Chapitre 202/24383%~8 min de lecture1 488 mots

Ye Pantao regarda la noble dame avec quelque doute. Avait-elle oublié que sa calèche venait de heurter celle de Sheng Ping ?

De quoi tout cet émoi ?

Sheng Ping ne la laissa pas se relever. « C'est Chen Zhao, sais-tu que tu as tort ? »

Le visage de Chen Zhao blêmit sur-le-champ. Ce n'est qu'alors qu'elle se souvint que sa calèche semblait avoir percuté une autre calèche.

C'était apparemment la calèche simple qui la précédait…
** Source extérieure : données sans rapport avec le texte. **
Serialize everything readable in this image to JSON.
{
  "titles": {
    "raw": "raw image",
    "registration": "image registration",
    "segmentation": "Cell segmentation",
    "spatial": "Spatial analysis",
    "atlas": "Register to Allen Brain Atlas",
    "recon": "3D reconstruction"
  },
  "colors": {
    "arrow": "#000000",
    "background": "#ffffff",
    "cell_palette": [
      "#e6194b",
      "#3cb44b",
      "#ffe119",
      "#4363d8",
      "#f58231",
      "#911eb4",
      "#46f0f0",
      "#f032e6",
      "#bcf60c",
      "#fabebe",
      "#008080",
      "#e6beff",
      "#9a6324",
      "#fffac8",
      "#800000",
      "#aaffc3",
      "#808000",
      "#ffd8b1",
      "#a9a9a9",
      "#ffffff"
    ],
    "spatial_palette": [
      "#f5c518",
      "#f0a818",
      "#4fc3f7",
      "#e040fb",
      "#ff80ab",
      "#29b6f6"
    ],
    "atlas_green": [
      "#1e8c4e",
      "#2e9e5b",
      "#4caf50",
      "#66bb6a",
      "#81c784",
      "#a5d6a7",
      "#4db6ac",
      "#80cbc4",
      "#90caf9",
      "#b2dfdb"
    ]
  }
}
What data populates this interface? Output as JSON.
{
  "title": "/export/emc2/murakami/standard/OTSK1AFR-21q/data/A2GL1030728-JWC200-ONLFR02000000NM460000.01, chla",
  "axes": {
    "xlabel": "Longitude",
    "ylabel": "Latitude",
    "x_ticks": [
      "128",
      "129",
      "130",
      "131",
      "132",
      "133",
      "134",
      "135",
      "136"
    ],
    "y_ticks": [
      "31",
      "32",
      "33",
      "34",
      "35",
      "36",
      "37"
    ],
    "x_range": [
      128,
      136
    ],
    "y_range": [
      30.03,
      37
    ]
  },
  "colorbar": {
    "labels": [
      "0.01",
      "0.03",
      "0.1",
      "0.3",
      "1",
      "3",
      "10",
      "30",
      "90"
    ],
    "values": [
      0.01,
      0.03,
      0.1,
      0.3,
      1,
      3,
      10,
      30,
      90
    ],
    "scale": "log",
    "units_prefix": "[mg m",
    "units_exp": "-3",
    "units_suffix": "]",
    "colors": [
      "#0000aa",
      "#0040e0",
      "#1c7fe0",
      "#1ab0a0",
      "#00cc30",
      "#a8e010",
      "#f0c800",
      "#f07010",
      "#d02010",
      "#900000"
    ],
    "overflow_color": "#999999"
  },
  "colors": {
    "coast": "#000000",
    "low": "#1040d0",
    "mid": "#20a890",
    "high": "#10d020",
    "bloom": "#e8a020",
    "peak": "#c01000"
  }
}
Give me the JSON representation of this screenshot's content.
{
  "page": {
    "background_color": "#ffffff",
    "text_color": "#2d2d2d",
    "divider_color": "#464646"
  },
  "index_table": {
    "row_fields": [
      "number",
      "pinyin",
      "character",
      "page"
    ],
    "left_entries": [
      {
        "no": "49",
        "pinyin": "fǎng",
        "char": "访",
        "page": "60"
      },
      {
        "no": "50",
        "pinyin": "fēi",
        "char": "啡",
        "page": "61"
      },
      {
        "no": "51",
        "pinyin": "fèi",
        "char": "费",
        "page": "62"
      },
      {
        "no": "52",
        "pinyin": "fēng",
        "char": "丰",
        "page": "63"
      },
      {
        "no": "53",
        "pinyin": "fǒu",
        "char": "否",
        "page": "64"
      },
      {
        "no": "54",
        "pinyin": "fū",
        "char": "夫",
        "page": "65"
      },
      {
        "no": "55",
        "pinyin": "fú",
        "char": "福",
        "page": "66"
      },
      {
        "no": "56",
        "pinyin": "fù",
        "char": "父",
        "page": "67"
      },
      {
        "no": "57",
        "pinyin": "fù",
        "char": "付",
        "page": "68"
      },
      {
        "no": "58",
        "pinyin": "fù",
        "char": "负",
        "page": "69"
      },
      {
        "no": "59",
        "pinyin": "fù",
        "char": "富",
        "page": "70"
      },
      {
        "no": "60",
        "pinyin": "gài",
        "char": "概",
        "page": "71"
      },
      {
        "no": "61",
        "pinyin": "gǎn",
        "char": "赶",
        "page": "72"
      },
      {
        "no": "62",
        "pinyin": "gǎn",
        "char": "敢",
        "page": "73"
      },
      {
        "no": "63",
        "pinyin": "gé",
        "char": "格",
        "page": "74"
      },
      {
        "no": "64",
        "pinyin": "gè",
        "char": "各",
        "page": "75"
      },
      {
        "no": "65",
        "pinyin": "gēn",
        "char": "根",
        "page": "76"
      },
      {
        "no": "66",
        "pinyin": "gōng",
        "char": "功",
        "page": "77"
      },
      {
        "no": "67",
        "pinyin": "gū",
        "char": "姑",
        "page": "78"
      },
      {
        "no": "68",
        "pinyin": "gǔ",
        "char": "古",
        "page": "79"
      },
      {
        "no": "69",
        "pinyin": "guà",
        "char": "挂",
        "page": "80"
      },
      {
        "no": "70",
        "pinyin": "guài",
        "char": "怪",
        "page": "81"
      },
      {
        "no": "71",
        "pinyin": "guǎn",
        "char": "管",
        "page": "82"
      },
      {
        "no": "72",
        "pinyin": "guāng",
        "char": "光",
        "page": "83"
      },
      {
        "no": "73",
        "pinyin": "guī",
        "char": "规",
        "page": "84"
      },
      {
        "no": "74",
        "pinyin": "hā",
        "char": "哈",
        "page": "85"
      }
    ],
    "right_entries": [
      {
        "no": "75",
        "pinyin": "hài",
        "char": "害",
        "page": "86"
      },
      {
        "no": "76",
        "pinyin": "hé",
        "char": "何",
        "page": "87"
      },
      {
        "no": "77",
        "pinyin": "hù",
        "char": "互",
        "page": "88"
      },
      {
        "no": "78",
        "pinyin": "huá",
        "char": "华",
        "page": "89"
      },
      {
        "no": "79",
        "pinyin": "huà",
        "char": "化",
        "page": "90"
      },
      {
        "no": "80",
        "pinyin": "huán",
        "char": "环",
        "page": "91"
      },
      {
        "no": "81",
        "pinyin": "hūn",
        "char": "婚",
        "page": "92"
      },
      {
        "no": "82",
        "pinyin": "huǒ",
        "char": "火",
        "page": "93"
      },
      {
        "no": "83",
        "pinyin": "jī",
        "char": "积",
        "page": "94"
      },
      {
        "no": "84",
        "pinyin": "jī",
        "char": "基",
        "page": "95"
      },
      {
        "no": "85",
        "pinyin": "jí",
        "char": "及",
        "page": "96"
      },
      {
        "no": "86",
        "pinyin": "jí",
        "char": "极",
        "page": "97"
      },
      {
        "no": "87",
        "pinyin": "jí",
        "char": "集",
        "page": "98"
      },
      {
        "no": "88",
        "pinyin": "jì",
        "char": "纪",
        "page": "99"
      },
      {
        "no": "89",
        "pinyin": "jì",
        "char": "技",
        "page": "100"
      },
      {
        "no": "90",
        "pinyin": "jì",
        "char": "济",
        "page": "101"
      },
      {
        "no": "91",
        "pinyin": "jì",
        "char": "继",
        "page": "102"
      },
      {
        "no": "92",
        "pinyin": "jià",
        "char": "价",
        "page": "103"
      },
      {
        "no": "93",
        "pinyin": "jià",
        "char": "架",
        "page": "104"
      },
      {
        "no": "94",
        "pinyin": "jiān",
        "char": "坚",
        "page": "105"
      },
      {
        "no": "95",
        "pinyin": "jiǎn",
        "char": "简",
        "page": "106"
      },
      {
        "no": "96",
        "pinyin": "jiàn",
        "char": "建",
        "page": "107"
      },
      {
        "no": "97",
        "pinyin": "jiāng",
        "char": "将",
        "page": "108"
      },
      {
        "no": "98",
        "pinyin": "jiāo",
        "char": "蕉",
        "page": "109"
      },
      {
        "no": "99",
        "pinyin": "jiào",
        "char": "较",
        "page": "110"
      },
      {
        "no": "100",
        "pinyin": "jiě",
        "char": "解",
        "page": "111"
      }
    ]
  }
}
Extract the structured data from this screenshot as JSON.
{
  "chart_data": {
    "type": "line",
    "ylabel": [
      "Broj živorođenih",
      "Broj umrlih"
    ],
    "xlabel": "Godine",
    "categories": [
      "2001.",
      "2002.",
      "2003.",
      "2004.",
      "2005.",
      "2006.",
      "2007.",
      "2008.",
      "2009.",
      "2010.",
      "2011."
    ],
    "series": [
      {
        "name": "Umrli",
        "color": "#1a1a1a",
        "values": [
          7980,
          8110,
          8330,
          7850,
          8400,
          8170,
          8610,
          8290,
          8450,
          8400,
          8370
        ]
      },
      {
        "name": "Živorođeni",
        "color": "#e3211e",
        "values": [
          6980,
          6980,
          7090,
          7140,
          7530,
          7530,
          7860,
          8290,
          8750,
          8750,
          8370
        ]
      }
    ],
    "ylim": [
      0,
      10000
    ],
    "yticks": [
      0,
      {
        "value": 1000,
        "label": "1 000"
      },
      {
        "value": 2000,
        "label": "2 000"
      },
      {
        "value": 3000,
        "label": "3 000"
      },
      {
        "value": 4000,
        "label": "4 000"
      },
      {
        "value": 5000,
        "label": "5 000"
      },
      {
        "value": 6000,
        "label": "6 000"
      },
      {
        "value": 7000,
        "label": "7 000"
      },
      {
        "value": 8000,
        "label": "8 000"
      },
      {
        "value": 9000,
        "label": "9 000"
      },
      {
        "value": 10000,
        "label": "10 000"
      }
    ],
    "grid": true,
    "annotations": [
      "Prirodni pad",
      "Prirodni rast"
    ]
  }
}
Elle était toujours pressée en sortant, hurlant sur le cocher pour qu'il se fraye un passage au forceps, mais aujourd'hui elle était allée heurter la calèche de la princesse Shengping !

Elle s'agenouilla prestement et dit machinalement : « C'est parce que je suis aveugle et n'ai pas reconnu Votre Altesse. Si j'avais su que c'était Votre Altesse, quand bien même vous m'auriez donné dix vies de plus, je n'aurais pas osé ! »

Sheng Ping rétorqua sèchement : « Est-ce ainsi que la famille Chen t'a élevée ? À ramper devant les puissants et à mépriser les humbles, les yeux rivés au ciel ? »

Chen Zhao était si anxieuse que la sueur perlait sur son front. « Votre Altesse, calmez-vous, c'est entièrement ma faute. »

Sheng Ping se tourna vers Ye Pantao. « Sœur Pantao, selon toi, quelle devrait être la punition ? »

Une punition s'impose, mais elle voulait voir comment Sœur Pantao la punirait.

Ye Pantao faisait figure de faire-valoir en silence. Elle ne tenait pas à se brouiller avec ces femmes nobles à peine arrivée dans la capitale.

Soudain interpellée, elle regarda Sheng Ping. Pourquoi avait-elle l'impression que Sheng Ping agissait exprès ?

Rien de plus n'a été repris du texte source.